BlackBerry phones remain dead.
In 2020, we reported on OnwardMobility, a startup that licensed the BlackBerry brand for smartphones and planned to release a new QWERTY Android phone. There was much to worry about when the company failed to meet its promised 2021 deadline, and last month it had to post a blog post titled “Contrary to popular belief, we’re not dead.”
The company’s plans are now dead. Both Daniel Bader of Android Police and Kevin Michaluk (the founder of Crackberry) independently report that OnwardMobility has lost its Blackberry license. Bader says: “According to sources, BlackBerry is looking to move away from his days as a smartphone salesman after selling the rest of its mobile patent portfolio for $600 million earlier this month.”

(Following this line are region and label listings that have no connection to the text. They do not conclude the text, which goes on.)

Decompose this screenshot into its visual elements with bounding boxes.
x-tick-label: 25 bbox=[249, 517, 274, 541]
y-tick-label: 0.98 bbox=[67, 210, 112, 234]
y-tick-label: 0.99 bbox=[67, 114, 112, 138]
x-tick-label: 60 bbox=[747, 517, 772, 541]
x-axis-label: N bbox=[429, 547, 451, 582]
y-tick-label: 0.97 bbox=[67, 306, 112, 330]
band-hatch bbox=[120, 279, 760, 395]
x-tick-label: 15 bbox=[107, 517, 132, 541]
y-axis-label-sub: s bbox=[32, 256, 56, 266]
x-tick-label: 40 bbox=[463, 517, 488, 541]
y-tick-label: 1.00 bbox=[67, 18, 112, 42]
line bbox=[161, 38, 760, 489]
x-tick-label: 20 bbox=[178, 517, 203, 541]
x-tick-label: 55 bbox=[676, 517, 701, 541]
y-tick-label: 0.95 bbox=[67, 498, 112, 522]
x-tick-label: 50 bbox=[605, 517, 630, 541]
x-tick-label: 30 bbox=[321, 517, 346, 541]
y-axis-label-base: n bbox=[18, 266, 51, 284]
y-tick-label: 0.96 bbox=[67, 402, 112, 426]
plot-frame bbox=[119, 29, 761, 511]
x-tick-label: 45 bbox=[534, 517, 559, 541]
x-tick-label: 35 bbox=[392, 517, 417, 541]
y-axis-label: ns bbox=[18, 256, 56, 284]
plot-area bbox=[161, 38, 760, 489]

In late January, BlackBerry sold its mobile and messaging patents to a new company called “Catapult IP Innovations,” which has no products and took on a lot of debt to buy the patents. If Catapult plans to monetize BlackBerry’s patents by suing would-be infringers, it’s understandable that BlackBerry wants to distance itself from the years-long courtroom battles that will soon begin.
BlackBerry pulled out of the smartphone market in 2016 after betting the farm on the Android-powered BlackBerry Priv and losing. However, smartphone brands never really die; they are simply licensed to other companies and become zombie brands. Chinese company TCL licensed its name from 2016 to 2020, and after that contract expired, OnwardMobility would be next.
OnwardMobility seemed like a company that could deliver on its promises, especially thanks to a partnership with Foxconn’s FIH Mobile, a turnkey smartphone operation. OnwardMobility said the phone would “come in 2021,” and the website continued to make that claim for several days into 2022. The company eventually added a blog post to the site on January 7, stating that the device was not dead. While the site still features several BlackBerry logos and trademarks, the latest blog post only says the plan is to create an “ultra-secure 5G business smartphone (still with a keyboard!)”.
OnwardMobility has not confirmed the loss of the BlackBerry license, but the latest blog post seems to be doing its best not to mention BlackBerry. We would ask OnwardMobility for comment, but the company has no public email addresses. So far, nothing has gone according to plan for OnwardMobility, and it wouldn’t be surprising to see the company die quietly. Really, the most authentic “BlackBerry” that OnwardMobility can do is quit the smartphone market.